May 17, 2006

WHERE L'EFANT WANTED TO GO EAT AND DRINK

There are lots of bars and restaurants in DC in G'town today, but comparatively few in Southwest along the Anacostia. Master planner Pierre L'Enfant would have predicted otherwise.

A very long, sometimes interesting, sometimes not piece in the Financial Times points out that L'Enfant in 1798 chose to put the Navy Yard along the Anacostia, not the Potomac. Southwest had the capitol's best natural harbor, but development failed to take root along DC's second river because the waterway silted up.

"That opened the doors for the south-west waterfront and the historic port of G'town, both facing the Potomac, to become the city's commercial centres, tilting investment west," according to the FT.

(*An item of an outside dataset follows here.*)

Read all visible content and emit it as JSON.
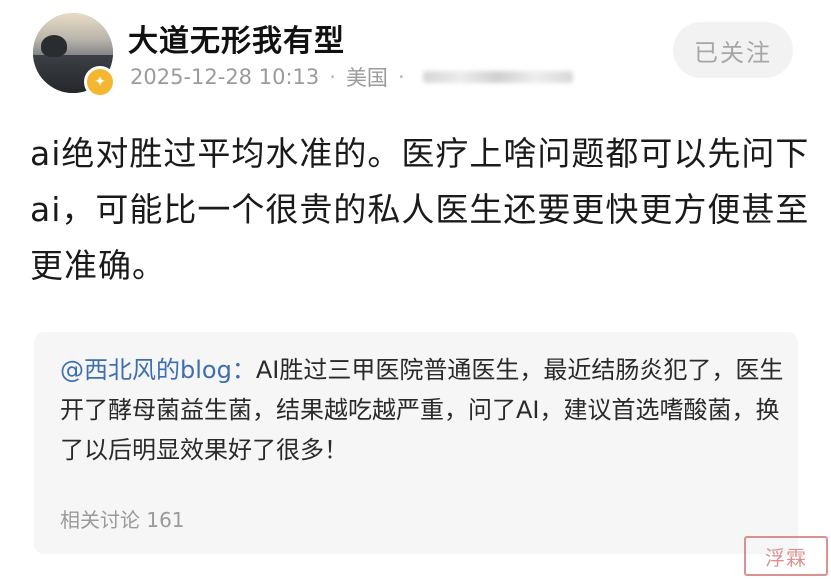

This division only deepened in the 20th century, FT went on to say. "Since [the first world war] the south-east waterfront has been inaccessible to the people of Washington because of the river being allowed to become polluted to a degree the Potomac never was; abandoned, derelict sites; and the construction of a freeway right through it," Uwe Brandes, director of planning in the Anacostia Waterfront Corp. explained.

Spurred by the Baseball stadium and the fact that developable land elsewhere is running out, the neighborhoods around the Anacostia waterfront someday could be as dynamic and vital as those near the Potomac, i.e. G'town. We'll keep our fingers crossed.